Die, die ich letzten Winter getestet habe, haben gar nicht warm gehalten.


----------



## Bergradlerin (27. Oktober 2009)

Ich hab sie jetzt auch endlich bestellt, nachdem sie mir seit Jahren durch die Lappen gehen. Mal sehen, ob das Zeug was taugt. Und wenn die Teile nach kurzer Zeit kaputt sind... Ich sag nur: gesetzliche Gewährleistung!


----------



## mtbbee (27. Oktober 2009)

ich habe die Dinger auch und diese Saison wäre dann die dritte ... alles funktioniert tadellos (bis jetzt)

Fummlig ist das ganze schon, aber für den Preis ists ok solange alles funktioniert.


----------



## Radlerin (28. Oktober 2009)

Weicheier! 

Ein bisschen frieren ist doch auch was Feines, hihihi. Ich hab einfach Winter-Radschuhe mit dicken Socken drin. Wenn es auch dafür zu kalt wird, passen sogar noch solche Neopren-Überzieher drüber. Wenn alle Stricke reißen, mal kurz absteigen und ein paar Meter hin- und her"trampeln"... 

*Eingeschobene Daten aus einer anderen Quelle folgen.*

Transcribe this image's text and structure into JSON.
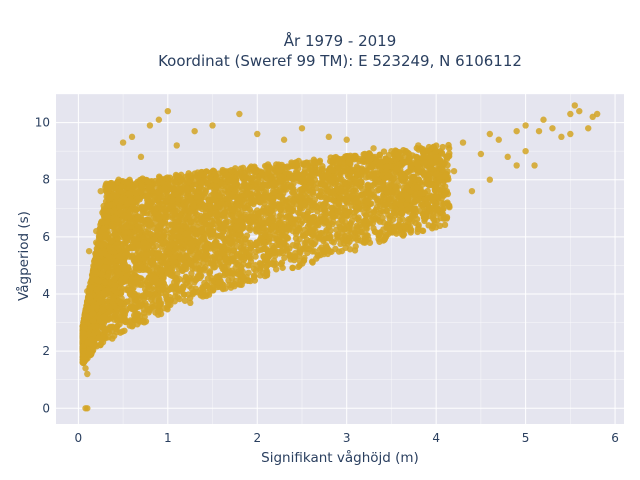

Aber wie diese Dinger funktionieren, würde mich trotzdem interessieren...


----------



## Bergradlerin (28. Oktober 2009)

Radlerin schrieb:


> Weicheier!



Ja.    Und wir stehen dazu!   

Wie die Heizsohlen funktionieren? Naja, mittels Batterie/Akku, der außen ans Bein getackert wird, Kabel zur Sohle und darin Heizschlaufen.


----------



## mountymaus (28. Oktober 2009)

Ich fahre mit Gore Tex Winterschuhen, die halten warm und dicht. Da kommt nichts rein aber auch nichts raus... 

Ach, was braucht man denn noch zu dieser Jahreszeit?? Natürlich eine Lampe, um auch durch die Dunkelheit zu düsen .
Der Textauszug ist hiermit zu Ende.